In diesem Punkt aber stehen Foucaults Heterotopien den Nicht-Orten Augés diametral entgegen. Man kann zu dem Schluss kommen, dass es zwar verbindende Elemente zwischen den Unorten gibt, dass ihre letztendliche Ausprägung jedoch von dem abhängig ist, was man mit ihnen macht, dass es also eine wie auch immer beschaffene Handlung ist, die entscheidet, ob aus einem speziellen Ort ein transitärer und ahistorischer Nicht-Ort oder aber eine die Gesellschaft und ihre Geschichte en miniature spiegelnde Heterotopie wird.

Ausgehend von diesem Kippmoment wurde es entscheidend, einen weiteren Denker einzubeziehen, der den Weg vom theoretischen Unort zu den Praktiken des Verunortens und somit zu den Entscheidungsleitungen zwischen Nicht-Ort und Heterotopie ebnen würde. Solch ein Übergang findet sich in der Differenzierung von Ort (lieu) und Raum (espace), die Michel de Certeau in seiner Monografie Kunst des Handelns vornimmt.4 Er unterscheidet Ort und Raum nach dem Kriterium einer nicht weiter spezifizierten Handlung. Der Ort meint die physikalische Präsenz einer Straße, eines Gemäuers, einer Bühne. Wenn mit diesen Orten etwas gemacht wird, das Element der dynamischen Handlung zur statischen Physis hinzutritt, entsteht der Raum. Denkt man diese Unterscheidung weiter, kommt man zu der Frage: Kann es nicht auch Räume geben, die zwar durch eine raumkonstituierende Handlung entstehen, die jedoch in ihrer Eigenart unabhängig von den physikalischen Gegebenheiten sind, sich gar von diesen emanzipieren?

Als Denkmuster für diese Kategorie des Unorts mag zunächst das Spiel eines Pantomimen dienen: Dieser vollzieht auf der Bühne, dem Ort, Handlungen, die den Betrachter glauben machen, es befinde sich beispielsweise eine gläserne Wand in seinem Bewegungsfeld, an die er grimassierend prallen kann. Die Wand ist, was die Örtlichkeit angeht, nicht existent. Nur der durch den performativen Akt konstituierte Raum kennt sie und lässt die unsichtbare Wand entgegen den physischen Gegebenheiten der Bühne zum entscheidenden Movens aller weiteren Handlungen des Pantomimen werden. Was ist diese Wand? Sie ist kein Ort und dennoch Raum – ein Unort.

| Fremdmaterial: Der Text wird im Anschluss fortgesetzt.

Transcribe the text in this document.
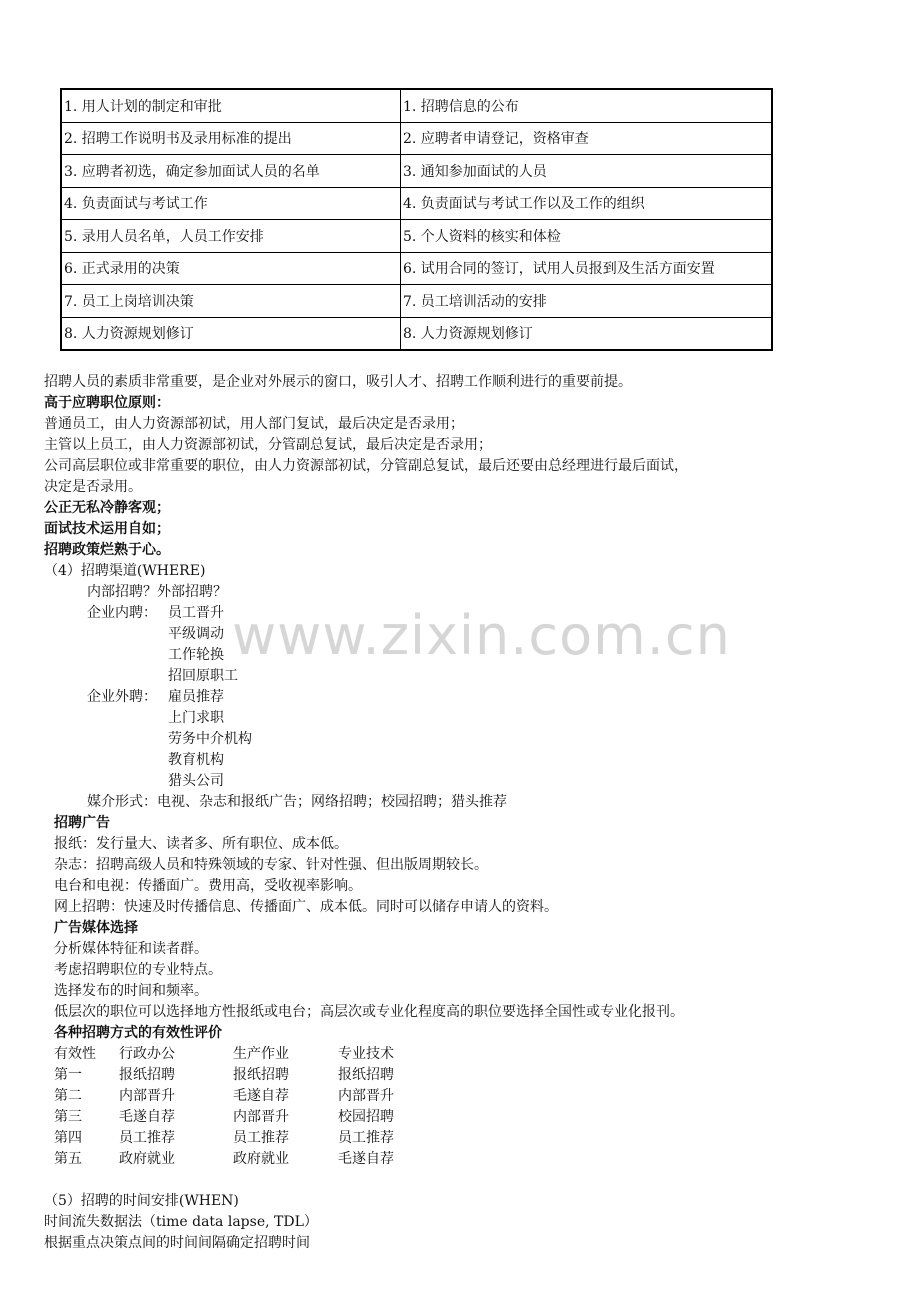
www.zixin.com.cn
1. 用人计划的制定和审批	1. 招聘信息的公布
2. 招聘工作说明书及录用标准的提出	2. 应聘者申请登记，资格审查
3. 应聘者初选，确定参加面试人员的名单	3. 通知参加面试的人员
4. 负责面试与考试工作	4. 负责面试与考试工作以及工作的组织
5. 录用人员名单，人员工作安排	5. 个人资料的核实和体检
6. 正式录用的决策	6. 试用合同的签订，试用人员报到及生活方面安置
7. 员工上岗培训决策	7. 员工培训活动的安排
8. 人力资源规划修订	8. 人力资源规划修订
招聘人员的素质非常重要，是企业对外展示的窗口，吸引人才、招聘工作顺利进行的重要前提。
高于应聘职位原则：
普通员工，由人力资源部初试，用人部门复试，最后决定是否录用；
主管以上员工，由人力资源部初试，分管副总复试，最后决定是否录用；
公司高层职位或非常重要的职位，由人力资源部初试，分管副总复试，最后还要由总经理进行最后面试，
决定是否录用。
公正无私冷静客观；
面试技术运用自如；
招聘政策烂熟于心。
（4）招聘渠道(WHERE)
内部招聘？外部招聘？
企业内聘： 员工晋升
平级调动
工作轮换
招回原职工
企业外聘： 雇员推荐
上门求职
劳务中介机构
教育机构
猎头公司
媒介形式：电视、杂志和报纸广告；网络招聘；校园招聘；猎头推荐
招聘广告
报纸：发行量大、读者多、所有职位、成本低。
杂志：招聘高级人员和特殊领域的专家、针对性强、但出版周期较长。
电台和电视：传播面广。费用高，受收视率影响。
网上招聘：快速及时传播信息、传播面广、成本低。同时可以储存申请人的资料。
广告媒体选择
分析媒体特征和读者群。
考虑招聘职位的专业特点。
选择发布的时间和频率。
低层次的职位可以选择地方性报纸或电台；高层次或专业化程度高的职位要选择全国性或专业化报刊。
各种招聘方式的有效性评价
有效性 行政办公	生产作业	专业技术
第一	报纸招聘	报纸招聘	报纸招聘
第二	内部晋升	毛遂自荐	内部晋升
第三	毛遂自荐	内部晋升	校园招聘
第四	员工推荐	员工推荐	员工推荐
第五	政府就业	政府就业	毛遂自荐
（5）招聘的时间安排(WHEN)
时间流失数据法（time data lapse, TDL）
根据重点决策点间的时间间隔确定招聘时间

Der Weg von der Theorie zur Handlung, die das Wesen des Unorts als ent-historisierter oder aber die Historie symbolisierender entscheidet, ist kurz. Natürlich kann die unsichtbare Wand jene sein, die den Pantomimen vom Zugriff auf seine eigene Identität trennt oder aber auch einfach eine vergangene Wand, die im Sinne der Foucault’schen Heterochronie symbolisch in den Raum gezaubert wird.

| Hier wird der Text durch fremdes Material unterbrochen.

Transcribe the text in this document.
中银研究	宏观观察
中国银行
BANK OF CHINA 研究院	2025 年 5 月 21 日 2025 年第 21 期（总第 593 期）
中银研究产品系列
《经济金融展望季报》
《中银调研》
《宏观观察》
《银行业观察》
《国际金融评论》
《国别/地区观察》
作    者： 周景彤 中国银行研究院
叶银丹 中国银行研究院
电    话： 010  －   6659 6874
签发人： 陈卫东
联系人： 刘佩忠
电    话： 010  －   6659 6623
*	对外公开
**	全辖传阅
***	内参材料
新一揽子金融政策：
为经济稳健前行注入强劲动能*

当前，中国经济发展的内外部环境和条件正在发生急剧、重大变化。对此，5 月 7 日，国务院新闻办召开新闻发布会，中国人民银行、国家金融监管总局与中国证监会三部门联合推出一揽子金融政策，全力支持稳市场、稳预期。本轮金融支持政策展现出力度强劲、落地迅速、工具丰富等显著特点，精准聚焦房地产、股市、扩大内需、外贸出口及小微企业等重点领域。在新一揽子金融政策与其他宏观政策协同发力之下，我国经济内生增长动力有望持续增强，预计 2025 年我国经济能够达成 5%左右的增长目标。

Diese Zauberei war es im Ungefähren, die ich erwartete, als mich Günter Jeschonnek, der damalige Geschäftsführer des Fonds Darstellende Künste, als akademischen Berater für das Unort-Projekt anfragte. Zu dem Zeitpunkt, an dem ich zum Gremium stieß, war die Ausschreibung ohne Kenntnis der Publikation Unorte von 2010 schon verfasst, und ich konnte mir nicht sicher sein, ob meine eigenen Gedanken wirklich zum Kommenden passen würden. Doch ich wurde nicht enttäuscht.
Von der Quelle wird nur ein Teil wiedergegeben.